Amendments in the Finance Act, 2012, have authorised the regulator to publish the lending rates charged by different banks, their deposit rates and the spread (difference) between the two rates.
“The Central Bank shall publish in the Gazette, the Central Bank Web site and two daily newspapers of national circulation; the weighted average lending and deposit rates for all banks and financial institutions, the interest spread and its composition,” reads the amendment.
The change in law is among measures taken by the government to ignite competition in the industry and comes on the back of an increase in interest rates last year that caused a public outcry.
“There is the issue of name and shame because no bank would want to be seen to be overcharging and that will boost competition in the industry,” said Habil Olaka, CEO of the Kenya Bankers Association (KBA).
The Act, however, does not outline how often the information is to be published.
Mr Olaka said the matter was still being discussed.

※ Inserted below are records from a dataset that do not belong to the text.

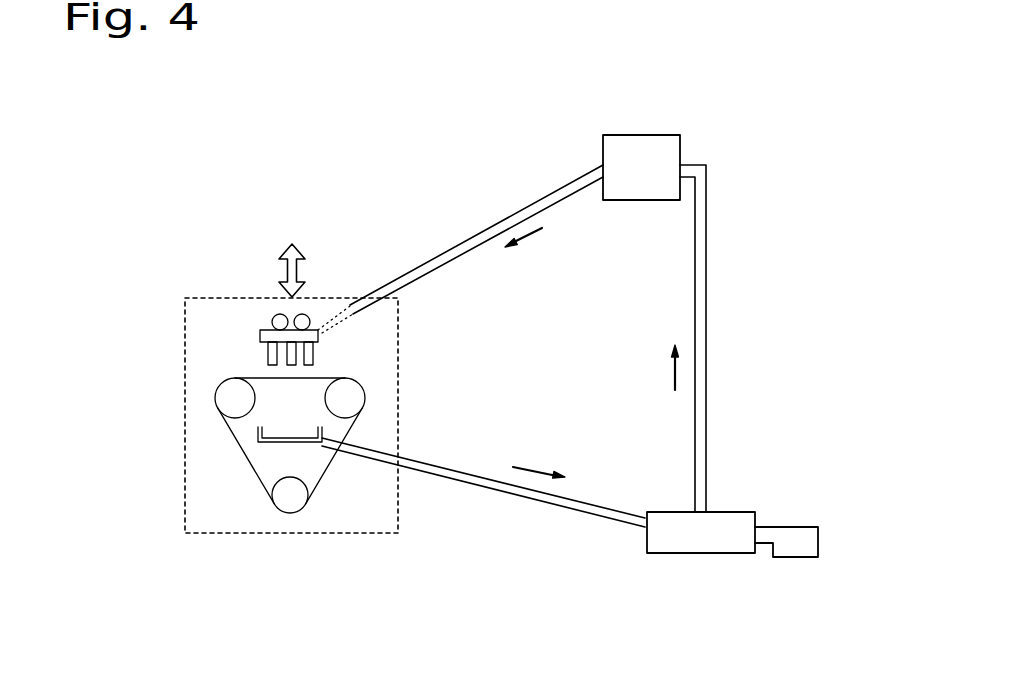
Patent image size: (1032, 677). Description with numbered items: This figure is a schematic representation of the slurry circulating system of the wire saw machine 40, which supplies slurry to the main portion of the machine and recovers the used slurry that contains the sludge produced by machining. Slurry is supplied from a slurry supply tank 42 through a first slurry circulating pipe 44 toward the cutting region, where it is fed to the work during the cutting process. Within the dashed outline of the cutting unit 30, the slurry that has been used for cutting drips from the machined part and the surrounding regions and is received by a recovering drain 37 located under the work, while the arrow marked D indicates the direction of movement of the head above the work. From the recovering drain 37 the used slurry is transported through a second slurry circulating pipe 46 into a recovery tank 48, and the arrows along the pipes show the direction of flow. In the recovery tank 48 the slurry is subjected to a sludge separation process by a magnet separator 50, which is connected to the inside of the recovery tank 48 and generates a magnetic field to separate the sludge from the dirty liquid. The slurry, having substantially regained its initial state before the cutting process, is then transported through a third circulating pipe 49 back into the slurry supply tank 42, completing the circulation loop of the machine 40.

The cleaning unit 30 is at (298, 533).
The recovering drain 37 is at (277, 448).
The wire saw machine 40 is at (786, 295).
The slurry supply tank 42 is at (647, 135).
The first slurry circulating pipe 44 is at (505, 222).
The second slurry circulating pipe 46 is at (542, 505).
The recovery tank 48 is at (708, 553).
The third circulating pipe 49 is at (705, 388).
The magnet separator 50 is at (803, 557).
The direction of movement D is at (298, 269).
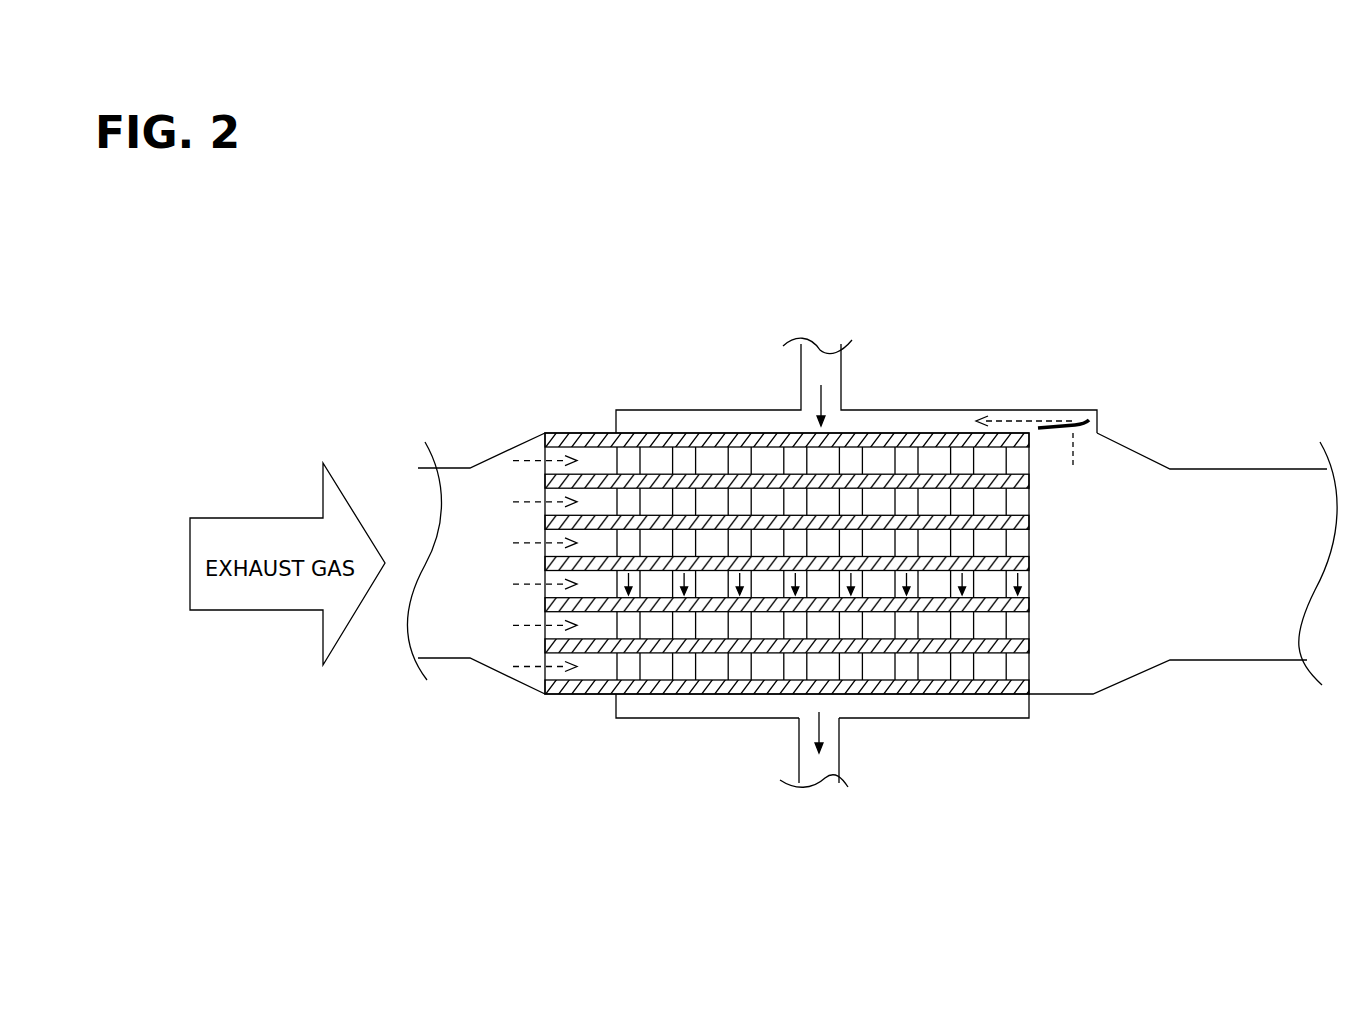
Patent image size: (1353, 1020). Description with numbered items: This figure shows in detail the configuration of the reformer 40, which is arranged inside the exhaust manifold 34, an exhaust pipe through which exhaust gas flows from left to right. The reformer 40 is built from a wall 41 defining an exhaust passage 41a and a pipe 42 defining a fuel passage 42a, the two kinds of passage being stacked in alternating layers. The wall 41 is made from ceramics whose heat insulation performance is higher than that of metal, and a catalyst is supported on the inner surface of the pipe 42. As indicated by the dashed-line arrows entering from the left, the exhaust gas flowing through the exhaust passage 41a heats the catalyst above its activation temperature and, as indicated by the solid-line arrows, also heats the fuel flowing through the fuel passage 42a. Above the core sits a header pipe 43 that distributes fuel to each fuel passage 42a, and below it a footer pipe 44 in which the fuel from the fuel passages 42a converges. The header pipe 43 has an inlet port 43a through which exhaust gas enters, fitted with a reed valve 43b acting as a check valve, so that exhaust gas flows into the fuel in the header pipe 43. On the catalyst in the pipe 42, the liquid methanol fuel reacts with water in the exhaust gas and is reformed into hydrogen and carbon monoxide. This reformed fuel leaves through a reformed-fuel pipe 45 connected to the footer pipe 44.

The exhaust manifold 34 is at (1233, 469).
The reformer 40 is at (518, 353).
The wall 41 is at (718, 441).
The exhaust passage 41a is at (658, 463).
The pipe 42 is at (930, 458).
The fuel passage 42a is at (903, 460).
The header pipe 43 is at (762, 410).
The inlet port 43a is at (1082, 437).
The reed valve 43b is at (1083, 423).
The footer pipe 44 is at (948, 718).
The reformed-fuel pipe 45 is at (799, 752).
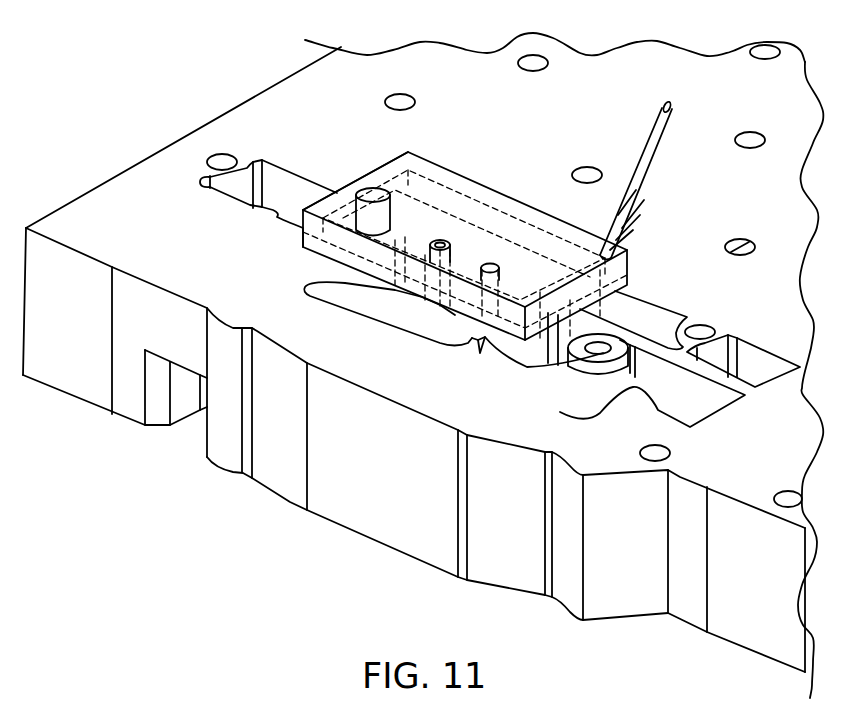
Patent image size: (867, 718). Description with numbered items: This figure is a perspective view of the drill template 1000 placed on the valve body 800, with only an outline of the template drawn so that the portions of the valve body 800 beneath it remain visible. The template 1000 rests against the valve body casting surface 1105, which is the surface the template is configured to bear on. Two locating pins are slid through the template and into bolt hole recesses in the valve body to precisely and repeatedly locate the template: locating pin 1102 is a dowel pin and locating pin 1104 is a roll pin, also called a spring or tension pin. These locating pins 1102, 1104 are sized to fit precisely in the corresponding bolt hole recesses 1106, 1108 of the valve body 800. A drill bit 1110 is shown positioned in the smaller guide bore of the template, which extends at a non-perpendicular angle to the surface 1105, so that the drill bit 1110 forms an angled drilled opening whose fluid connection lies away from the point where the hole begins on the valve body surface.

The valve body 800 is at (126, 57).
The drill template 1000 is at (495, 197).
The locating pin 1102 is at (375, 194).
The locating pin 1104 is at (433, 295).
The valve body casting surface 1105 is at (243, 262).
The bolt hole recess 1106 is at (330, 188).
The bolt hole recess 1108 is at (406, 300).
The drill bit 1110 is at (650, 137).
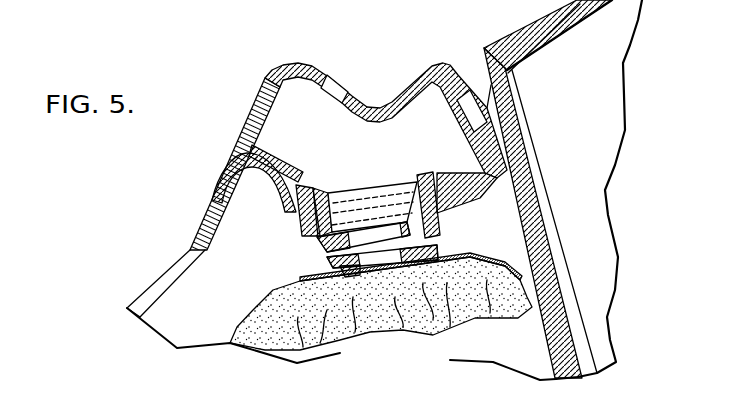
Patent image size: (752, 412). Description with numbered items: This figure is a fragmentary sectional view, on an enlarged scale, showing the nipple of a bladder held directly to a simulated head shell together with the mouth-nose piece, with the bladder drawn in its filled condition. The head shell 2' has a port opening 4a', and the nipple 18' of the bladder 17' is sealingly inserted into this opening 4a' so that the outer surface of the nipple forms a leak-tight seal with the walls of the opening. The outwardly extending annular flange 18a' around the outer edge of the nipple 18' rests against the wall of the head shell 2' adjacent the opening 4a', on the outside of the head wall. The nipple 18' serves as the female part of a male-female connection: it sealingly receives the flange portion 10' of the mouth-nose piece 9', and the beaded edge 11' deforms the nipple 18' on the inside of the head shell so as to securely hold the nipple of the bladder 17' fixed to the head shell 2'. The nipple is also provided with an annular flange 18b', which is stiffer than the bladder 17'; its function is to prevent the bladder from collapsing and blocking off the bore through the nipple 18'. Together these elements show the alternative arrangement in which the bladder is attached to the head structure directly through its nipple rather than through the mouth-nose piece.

The head shell 2' is at (166, 279).
The opening 4a' is at (272, 193).
The mouth-nose piece 9' is at (348, 148).
The flange portion 10' is at (372, 191).
The beaded edge 11' is at (450, 207).
The bladder 17' is at (381, 313).
The nipple 18' is at (348, 249).
The annular flange 18a' is at (458, 171).
The annular flange 18b' is at (363, 279).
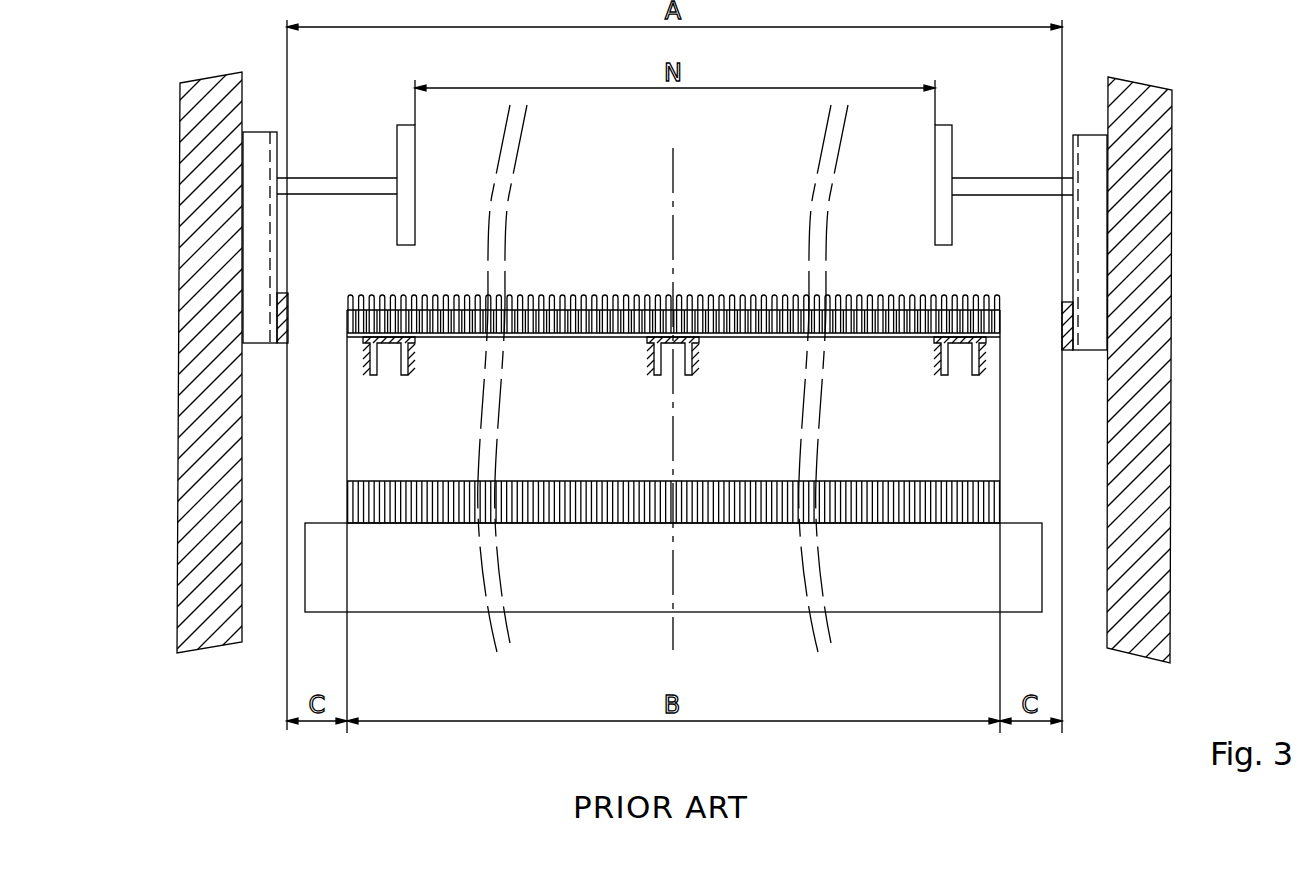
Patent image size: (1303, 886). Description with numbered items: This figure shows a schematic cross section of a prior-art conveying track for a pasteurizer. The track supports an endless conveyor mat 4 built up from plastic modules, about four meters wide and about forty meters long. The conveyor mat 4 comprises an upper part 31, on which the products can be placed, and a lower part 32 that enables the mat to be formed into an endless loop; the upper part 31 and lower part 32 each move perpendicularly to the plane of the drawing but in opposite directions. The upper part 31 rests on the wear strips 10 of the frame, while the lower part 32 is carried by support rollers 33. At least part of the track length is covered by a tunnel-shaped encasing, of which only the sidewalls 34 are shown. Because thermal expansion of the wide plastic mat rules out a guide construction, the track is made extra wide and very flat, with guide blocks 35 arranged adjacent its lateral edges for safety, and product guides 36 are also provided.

The conveyor mat 4 is at (566, 354).
The wear strips 10 is at (702, 325).
The upper part 31 is at (955, 302).
The lower part 32 is at (1000, 508).
The support rollers 33 is at (1005, 591).
The sidewalls 34 is at (215, 180).
The guide blocks 35 is at (288, 323).
The product guides 36 is at (412, 210).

The cost and bureaucracy of transferring a loan from one lender to another could, however, make it costly to take advantage of the information provided; locking borrowers to initial lenders.
Changes being made to ease movement from one lender to another include a review in stamp duty charges, which will now be paid only once when charging a property to the bank.
Previously, stamp duty which is charged at four per cent of the property value would be charged every time a borrower changed lenders.
Other costs involved in the transfer of a loan include legal fees, the loan processing fee and the early repayment fine charged by the previous bank.
Mr Olaka said the industry was in the process of creating a common registry of all property used as security, where the first lender would be charged with taking all due diligence and the movement of the security across the industry.
The Consumer Federation of Kenya (COFEK) said the amendment was a move in the right direction, but only to the extent of information that the bankers will publish.
“It is a beginning point. At least in case of a disagreement one can get the applicable rate from the bank’s Web site unlike in the past where they could compound and you did not know,” said Stephen Mutoro CEO of COFEK.